L’infinito enorme orgoglio di essere romanista. Niente è più appagante come tifoso di vedere lo stupore negli occhi di chi aspetta la tua resa e invece vede uno ancora più convinto e innamorato della Roma. Li cortocircuiti, levi loro tutte le gioie che pensavano di avere in tasca. So piccole le tasche di chi fa i conti ma non vive le cose. Tra i derby che più adoro a livello di tifo c’è quello perso 2-0 nel ’95 con solo la Sud in festa perché je stavamo a festeggia’ davanti agli occhi ancora quello dell’andata.

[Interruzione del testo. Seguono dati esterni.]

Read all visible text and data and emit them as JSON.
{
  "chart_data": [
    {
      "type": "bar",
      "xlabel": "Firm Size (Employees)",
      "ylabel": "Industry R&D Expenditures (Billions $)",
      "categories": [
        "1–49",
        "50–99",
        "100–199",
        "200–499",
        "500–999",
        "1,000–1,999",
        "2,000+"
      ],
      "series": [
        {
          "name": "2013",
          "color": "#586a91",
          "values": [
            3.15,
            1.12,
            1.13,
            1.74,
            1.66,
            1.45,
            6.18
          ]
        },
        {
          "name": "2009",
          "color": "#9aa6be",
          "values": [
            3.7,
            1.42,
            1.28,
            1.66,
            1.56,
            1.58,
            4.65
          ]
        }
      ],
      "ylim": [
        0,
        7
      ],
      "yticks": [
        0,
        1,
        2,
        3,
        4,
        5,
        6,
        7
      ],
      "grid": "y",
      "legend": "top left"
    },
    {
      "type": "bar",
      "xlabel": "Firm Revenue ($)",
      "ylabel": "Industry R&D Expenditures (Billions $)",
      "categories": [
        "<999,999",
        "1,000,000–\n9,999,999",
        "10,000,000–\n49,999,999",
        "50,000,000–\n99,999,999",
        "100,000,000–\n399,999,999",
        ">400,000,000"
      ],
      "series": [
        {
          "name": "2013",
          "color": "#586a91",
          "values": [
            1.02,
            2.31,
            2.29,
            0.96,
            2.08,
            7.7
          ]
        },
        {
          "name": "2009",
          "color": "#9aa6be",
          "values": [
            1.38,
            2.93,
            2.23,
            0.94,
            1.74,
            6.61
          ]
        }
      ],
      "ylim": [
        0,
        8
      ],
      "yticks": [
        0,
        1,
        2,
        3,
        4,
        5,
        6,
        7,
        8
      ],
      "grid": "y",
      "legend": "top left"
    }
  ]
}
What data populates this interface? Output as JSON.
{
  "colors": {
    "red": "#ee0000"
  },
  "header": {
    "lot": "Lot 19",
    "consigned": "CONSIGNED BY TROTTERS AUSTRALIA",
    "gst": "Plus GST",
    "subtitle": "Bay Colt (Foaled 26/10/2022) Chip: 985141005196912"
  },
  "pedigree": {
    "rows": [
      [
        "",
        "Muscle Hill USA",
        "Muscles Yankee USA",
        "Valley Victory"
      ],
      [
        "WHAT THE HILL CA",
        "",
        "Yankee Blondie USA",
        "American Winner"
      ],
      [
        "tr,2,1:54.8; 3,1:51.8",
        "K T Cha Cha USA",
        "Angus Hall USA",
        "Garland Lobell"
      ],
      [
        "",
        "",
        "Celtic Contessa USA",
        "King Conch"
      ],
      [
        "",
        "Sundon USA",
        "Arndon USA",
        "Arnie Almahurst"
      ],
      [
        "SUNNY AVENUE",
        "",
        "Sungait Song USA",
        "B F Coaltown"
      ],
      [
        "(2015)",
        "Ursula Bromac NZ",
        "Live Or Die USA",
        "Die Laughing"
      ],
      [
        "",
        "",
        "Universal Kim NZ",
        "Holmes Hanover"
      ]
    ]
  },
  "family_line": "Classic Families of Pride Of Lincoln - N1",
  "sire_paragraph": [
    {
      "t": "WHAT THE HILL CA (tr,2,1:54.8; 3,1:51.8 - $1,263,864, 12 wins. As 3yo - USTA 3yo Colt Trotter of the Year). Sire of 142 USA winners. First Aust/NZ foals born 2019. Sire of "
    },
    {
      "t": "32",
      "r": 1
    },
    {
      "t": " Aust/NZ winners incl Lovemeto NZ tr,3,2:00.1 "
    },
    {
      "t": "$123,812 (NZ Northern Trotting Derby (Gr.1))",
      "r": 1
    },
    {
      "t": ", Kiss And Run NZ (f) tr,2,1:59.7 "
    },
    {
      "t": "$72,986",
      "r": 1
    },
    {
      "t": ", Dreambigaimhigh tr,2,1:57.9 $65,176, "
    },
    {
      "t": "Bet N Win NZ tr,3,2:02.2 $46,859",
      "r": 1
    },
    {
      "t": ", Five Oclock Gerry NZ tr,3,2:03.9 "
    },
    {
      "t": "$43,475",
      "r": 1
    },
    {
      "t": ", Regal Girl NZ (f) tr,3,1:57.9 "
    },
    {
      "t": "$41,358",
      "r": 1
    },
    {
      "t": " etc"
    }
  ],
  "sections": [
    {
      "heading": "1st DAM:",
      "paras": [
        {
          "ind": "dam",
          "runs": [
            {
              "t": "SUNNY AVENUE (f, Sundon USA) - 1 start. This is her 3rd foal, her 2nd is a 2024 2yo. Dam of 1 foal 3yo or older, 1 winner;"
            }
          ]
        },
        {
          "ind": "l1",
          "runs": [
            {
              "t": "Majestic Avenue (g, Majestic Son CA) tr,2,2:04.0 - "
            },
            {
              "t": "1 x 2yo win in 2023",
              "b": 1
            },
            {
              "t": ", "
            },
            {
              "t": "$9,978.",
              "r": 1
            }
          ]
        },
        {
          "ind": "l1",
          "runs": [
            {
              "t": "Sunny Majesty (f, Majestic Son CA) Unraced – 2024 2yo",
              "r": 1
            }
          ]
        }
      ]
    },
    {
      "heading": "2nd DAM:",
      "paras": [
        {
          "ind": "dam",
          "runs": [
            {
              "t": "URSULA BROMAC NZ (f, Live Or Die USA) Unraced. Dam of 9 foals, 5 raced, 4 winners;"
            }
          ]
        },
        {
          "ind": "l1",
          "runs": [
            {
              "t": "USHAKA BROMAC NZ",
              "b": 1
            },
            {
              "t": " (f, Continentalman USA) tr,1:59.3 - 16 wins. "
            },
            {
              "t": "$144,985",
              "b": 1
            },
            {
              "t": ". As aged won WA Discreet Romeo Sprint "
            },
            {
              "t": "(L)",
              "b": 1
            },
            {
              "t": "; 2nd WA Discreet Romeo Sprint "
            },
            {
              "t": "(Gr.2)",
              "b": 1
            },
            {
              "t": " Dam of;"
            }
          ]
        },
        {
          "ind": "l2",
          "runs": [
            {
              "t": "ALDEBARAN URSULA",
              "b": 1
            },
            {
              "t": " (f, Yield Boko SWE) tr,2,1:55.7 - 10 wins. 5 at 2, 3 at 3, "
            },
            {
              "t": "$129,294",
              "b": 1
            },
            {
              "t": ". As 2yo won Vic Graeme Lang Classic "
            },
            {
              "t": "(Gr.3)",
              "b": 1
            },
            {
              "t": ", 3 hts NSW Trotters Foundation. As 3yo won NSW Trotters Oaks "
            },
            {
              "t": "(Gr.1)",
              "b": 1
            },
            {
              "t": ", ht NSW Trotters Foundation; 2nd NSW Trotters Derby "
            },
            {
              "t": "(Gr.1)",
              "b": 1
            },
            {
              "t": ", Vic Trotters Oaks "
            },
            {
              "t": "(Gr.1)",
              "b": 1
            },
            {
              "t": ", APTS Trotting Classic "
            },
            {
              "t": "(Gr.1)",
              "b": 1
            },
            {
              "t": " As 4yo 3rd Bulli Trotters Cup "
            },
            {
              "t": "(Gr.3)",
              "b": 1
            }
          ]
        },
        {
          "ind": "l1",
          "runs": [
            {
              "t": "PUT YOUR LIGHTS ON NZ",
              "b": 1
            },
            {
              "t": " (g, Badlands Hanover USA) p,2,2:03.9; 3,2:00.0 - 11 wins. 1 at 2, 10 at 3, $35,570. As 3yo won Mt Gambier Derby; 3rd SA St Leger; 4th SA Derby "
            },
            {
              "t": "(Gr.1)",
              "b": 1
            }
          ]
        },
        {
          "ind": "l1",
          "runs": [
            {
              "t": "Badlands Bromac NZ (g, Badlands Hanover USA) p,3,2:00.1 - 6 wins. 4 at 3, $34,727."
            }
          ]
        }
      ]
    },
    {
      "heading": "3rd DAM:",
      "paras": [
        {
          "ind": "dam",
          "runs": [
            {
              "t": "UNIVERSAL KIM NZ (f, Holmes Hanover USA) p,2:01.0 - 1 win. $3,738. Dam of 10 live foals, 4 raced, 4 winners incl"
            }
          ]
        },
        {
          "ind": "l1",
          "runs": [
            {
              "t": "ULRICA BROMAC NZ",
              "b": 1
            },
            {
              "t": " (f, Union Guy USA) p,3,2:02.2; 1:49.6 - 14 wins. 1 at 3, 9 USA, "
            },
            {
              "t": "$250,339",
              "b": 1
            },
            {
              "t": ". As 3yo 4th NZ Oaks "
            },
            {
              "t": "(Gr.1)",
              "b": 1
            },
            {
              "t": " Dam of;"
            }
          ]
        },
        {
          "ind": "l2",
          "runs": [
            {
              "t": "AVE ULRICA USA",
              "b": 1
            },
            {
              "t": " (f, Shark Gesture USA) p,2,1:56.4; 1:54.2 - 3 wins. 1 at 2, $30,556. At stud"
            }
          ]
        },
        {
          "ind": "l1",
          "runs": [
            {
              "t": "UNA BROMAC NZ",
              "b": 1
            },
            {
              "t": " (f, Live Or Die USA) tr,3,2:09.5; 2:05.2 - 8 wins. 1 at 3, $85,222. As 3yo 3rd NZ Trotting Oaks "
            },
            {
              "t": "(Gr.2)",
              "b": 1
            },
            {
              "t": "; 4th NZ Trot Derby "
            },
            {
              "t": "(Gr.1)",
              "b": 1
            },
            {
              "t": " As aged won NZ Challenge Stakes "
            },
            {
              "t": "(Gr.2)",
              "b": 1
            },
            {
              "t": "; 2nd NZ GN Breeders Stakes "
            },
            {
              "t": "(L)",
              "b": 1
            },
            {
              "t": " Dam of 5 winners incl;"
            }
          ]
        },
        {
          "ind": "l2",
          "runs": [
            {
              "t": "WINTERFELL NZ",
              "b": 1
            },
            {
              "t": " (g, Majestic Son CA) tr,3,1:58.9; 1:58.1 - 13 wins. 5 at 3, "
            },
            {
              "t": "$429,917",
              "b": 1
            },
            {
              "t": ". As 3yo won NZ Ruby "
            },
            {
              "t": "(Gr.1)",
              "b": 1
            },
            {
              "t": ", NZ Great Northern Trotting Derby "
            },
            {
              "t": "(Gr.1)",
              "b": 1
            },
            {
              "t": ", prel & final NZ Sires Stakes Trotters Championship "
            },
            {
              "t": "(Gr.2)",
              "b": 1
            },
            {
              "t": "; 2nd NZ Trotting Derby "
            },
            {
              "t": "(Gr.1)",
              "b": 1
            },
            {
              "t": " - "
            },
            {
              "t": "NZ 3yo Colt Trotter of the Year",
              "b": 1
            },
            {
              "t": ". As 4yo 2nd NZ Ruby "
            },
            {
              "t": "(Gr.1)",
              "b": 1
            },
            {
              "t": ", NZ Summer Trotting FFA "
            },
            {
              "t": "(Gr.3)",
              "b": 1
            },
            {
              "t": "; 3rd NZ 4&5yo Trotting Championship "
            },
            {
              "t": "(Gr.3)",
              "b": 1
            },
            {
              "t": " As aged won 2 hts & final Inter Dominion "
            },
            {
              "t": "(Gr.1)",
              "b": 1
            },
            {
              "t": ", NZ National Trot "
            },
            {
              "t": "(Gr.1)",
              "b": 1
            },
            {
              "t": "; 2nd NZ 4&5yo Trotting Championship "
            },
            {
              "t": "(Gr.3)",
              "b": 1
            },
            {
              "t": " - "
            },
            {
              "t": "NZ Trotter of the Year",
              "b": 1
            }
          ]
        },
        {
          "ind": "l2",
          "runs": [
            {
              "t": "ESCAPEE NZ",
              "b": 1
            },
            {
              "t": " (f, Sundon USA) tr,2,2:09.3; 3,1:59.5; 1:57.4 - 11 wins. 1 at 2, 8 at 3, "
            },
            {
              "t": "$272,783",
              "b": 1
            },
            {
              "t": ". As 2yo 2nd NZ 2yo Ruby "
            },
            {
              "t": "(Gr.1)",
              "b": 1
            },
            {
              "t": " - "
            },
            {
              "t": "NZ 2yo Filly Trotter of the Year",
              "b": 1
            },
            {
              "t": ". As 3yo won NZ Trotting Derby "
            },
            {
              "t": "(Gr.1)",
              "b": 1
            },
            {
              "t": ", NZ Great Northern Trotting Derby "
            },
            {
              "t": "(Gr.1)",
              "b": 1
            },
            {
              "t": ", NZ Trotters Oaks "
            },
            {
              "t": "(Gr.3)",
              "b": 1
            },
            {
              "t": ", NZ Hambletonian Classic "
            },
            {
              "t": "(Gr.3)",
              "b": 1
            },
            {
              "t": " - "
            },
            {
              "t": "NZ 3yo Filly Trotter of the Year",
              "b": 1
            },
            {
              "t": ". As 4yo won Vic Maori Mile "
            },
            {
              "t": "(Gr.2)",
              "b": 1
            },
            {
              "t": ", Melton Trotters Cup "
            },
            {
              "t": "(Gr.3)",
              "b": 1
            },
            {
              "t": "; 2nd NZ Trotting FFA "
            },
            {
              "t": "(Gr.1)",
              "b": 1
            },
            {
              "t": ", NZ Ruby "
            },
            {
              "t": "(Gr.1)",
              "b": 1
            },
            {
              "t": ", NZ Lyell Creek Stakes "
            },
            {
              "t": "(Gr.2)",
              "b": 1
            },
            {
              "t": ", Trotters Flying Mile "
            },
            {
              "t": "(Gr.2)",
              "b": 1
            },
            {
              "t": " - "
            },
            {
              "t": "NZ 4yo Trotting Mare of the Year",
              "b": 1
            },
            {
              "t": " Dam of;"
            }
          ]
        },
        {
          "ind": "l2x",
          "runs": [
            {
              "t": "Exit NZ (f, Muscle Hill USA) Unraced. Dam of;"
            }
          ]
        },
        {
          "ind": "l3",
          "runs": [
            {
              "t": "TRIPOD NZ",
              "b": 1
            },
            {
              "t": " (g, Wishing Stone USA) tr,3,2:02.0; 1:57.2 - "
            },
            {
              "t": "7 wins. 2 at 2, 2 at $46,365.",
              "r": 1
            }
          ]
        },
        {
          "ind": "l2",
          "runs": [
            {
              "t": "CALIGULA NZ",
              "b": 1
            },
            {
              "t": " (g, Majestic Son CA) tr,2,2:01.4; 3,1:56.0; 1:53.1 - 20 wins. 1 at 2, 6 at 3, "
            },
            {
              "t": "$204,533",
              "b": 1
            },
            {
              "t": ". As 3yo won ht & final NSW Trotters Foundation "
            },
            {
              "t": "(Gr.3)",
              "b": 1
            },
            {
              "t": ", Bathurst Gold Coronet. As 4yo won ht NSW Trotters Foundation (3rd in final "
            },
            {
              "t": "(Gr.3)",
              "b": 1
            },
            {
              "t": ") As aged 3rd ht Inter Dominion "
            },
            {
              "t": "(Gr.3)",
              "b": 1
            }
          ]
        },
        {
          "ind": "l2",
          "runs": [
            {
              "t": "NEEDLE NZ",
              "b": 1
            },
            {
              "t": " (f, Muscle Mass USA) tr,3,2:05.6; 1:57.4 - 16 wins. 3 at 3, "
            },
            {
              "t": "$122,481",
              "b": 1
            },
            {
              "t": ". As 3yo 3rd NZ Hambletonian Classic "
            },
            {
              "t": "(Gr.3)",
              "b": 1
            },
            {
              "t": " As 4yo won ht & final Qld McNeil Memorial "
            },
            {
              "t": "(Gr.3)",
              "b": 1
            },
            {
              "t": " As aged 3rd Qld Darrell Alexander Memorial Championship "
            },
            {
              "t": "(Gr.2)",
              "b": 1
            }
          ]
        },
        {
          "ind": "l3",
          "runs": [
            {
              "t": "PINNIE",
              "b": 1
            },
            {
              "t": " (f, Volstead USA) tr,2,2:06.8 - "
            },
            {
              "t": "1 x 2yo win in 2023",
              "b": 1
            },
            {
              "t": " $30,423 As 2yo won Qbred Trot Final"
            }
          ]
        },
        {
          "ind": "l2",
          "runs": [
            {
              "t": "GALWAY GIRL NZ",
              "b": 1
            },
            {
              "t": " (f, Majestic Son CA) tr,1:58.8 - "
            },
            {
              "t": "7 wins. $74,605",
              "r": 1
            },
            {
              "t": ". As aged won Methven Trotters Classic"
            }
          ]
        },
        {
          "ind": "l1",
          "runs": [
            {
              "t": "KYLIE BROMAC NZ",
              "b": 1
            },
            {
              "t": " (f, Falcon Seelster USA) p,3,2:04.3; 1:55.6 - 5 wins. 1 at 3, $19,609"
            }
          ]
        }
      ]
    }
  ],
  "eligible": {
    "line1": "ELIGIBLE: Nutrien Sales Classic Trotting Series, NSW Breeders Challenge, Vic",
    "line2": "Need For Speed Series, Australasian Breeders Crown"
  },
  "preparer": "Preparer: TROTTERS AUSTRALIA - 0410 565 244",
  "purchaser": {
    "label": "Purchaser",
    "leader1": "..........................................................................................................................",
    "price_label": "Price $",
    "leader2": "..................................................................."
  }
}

Ma non era una posa, non era una forzatura, non era come quando vince il ragazzino più prepotente su un altro che magari c’ha ragione, era proprio il sentimento di chi considerava gli altri al massimo come teatro, pubblico, sponda del nostro folle innamoramento verso la Roma. Comunque e davvero con i romanisti “non se passava”. Era così. Credo che sarà sempre così per chi è della Roma.
Essere della Roma non è nemmeno facile, ma nel senso che “è” e basta. O lo sei o non lo sei. È come l’amore, o sei innamorato o no, le vie di mezzo sono truffe, patologie, menzogne che ti racconti, nodi che verranno al pettine, come chi si dice disamorato (disamorato della Roma????). Io dico però che questo dolore va considerato anche e soprattutto per costruire il futuro. È quello che sta dietro al nostro orgoglio di essere fieramente romanisti, perché solo fieramente si è romanisti. E non ci si vergogna mai. Mai. Mai. Mai.
È un privilegio. Sono cose facili. È pure facile reagire, ma quello che si è perso giovedì notte all’Old Trafford non deve essere facilmente dimenticato da chi costruirà la Roma: perché il futuro non sia una parola deve essere riempito di sentimenti, anche di questo dolore che sicuramente un giorno sarà passato e avrà cimentato e cementato ragazzini al romanismo e il nostro rapporto assolutamente morboso, malato, splendido, ineludibile, puro con la Roma. Rispettatelo tutti. Non affogatelo nemmeno in frasi stereotipate, (“quando vinci sei di tutti quando perdi sei solo mia”), che hanno perso per inflazione la loro forza originaria (motivo per cui una volta l’immenso Edoardo De Filippo non chiuse “Napoli milionaria” con la celeberrima “ha da passa’ a nuttata” perché “a forza di dirlo ‘sta nottata non passava mai”).
Quelle frasi per essere vere hanno passato le forche caudine della sofferenza (sportiva s’intende eh, tranquilli infedeli evitate il benaltrismo). Vivetela la Roma sempre. Oggi il dolore può fare da ponte fra il passato e il futuro; bisogna rispettare e coltivare quello della sconfitta, ricordarsi i momenti in cui hai stretto i pugni, in cui non hai dormito, in cui solo per un attimo (ma deve essere stato un attimo) hai urlato dentro “adesso basta!”. Non buttiamoli via a colpi di slogan, né con un futuro affrettato purché un qualsiasi futuro arrivi. Il futuro che verrà nasca dal germe dei nostri sentimenti, (da quella stessa lunga partita che non smettiamo di giocare dall’84 in un modo o nell’altro) non sia fatto in laboratorio e buttato via tanto per… Un “amore così lungo tu non darglielo in fretta”. Oggi è primo maggio, l’anniversario del 2-0 con l’Avellino nel 1983: io so’ 38 anni che voglio essere Ancelotti per correre ad abbracciare Agostino.